Demek ki, ortada öyle PKK’den rahatsız olan bir toplumsal gerçeklik yoktur. Tam tersine KDP, bütün bunları bir planın parçası olarak yürürlüğe koymaktadır. Bir kere KDP’nin bundan vazgeçmesi gerekmektedir. Öyle olmazsa, o zaman şu değerlendirmeleri yapmak en doğal sonuç olur: KDP, TC ile ilişki ve ittifak kurarak PKK’yi zayıflatıp hakimiyet alanlarını genişletmek istemekte, bu konuda da TC maşasını, TC de KDP maşasını karşılıklı olarak PKK’ye yönelik kullanmak istemektedirler.
Kuşkusuz bu plan sadece PKK’ye yönelik değildir. Başurê Kurdistan’da zayıflatılmak istenen PKK, aslında zayıflatılmak istenen YNK, Goran ve diğer siyasi partiler gerçeğini ortaya çıkarır. Böylece tek partinin hükümranlık kurduğu sisteme geçmenin zemini yaratılmış olur. PKK’nin Başurê Kurdistan’da bir güç dengesi oluşturduğunu herkes biliyor. Demek ki, bu hesap yalnızca PKK’ye dönük değil Kürdistani partilerin tümünedir. Öyle sanıyorum ki, Başurê Kurdistan halkı ve siyasi partileri de bu gerçeği çok iyi görüyor.

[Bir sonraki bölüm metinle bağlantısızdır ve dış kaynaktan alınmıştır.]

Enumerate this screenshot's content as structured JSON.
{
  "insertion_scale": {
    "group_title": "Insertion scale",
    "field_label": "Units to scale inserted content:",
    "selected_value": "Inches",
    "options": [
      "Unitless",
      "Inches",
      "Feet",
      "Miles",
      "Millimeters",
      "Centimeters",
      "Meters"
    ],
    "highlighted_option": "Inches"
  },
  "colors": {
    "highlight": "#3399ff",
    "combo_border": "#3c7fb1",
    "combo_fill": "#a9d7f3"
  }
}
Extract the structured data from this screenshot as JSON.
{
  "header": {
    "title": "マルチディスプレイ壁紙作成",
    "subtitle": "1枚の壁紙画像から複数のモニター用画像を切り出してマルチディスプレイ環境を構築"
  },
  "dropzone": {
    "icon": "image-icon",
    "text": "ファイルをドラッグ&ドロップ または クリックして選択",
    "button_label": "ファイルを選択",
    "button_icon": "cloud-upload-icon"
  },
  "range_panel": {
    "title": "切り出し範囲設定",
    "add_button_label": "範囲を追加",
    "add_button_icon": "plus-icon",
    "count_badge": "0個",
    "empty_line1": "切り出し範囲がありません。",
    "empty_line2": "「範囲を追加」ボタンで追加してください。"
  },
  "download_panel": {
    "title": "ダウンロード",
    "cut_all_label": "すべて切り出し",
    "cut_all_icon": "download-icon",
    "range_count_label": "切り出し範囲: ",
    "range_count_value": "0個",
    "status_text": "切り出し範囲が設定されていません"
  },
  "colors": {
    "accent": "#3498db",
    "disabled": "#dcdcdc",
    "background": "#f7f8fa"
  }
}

Diğer yandan evet bir gerilim yaşanıyor, ama bunun kaynağı nedir? PKK zaten geçmiş süreçten beri var olduğu yerlerdedir. KDP ise hem o alanların üzerine yürümekte, daraltmak istemekte, bir biçimde boğmak istemekte, hem de gerilla kendini savunduğunda neden gerilim yaratılıyor demektedir. Gerilim çıkarmak, KDP’nin gerilla alanlarına güç yığıp boğma hazırlıkları yapmak istemesinden midir, yoksa gerillanın kendini savunmasında mıdır? İnsanlar bunu ironik biçimde sormaktadırlar. Bir kedinin bile üzerine gidip boğmak istersen, o kendisini savunmak için saldırır.
KDP, Kürdistan’ı bir parçanın ya da birkaç şehrin yönetimini elinde tutmak olarak görüyor. Ama PKK Kürdistan’a bütünlüklü bakmakta ve büyük Kürdistan evi için her parçanın özgünlüğüne göre politikalar üretmektedir. Zaten kendisini ulusal çıkarları sağlama davasına adadığını söyleyen bir partinin özel mülkiyetçi, kendisini bir yerle sınırlı tutması beklenemez.
PKK Bakurê Kurdistan’da ortaya çıktı, ama aynı zamanda Başurê Kurdistan’daki, Rojava’daki kazanımları da sağlatan temel güçtür. Kürtler, PKK olmazsa TC iki günde tüm kazanımları ortadan kaldırır demektedir.
Bu partilerin Kürt toplumunu dinlemesi gerekir. KDP’nin saldırgan tutumundan vazgeçmesi gerekir. Bu topraklar çok fazla kardeş kanıyla sulandı. Kürtlerin birliğe ve güç olmaya ihtiyacı bulunmaktadır. Kazan kazan politikası bunu gerektirir. KDP’nin şu anda izlemiş olduğu kaybet kaybeti getirecek ve tüm Kürtleri büyük bir felaketin içine sokacaktır.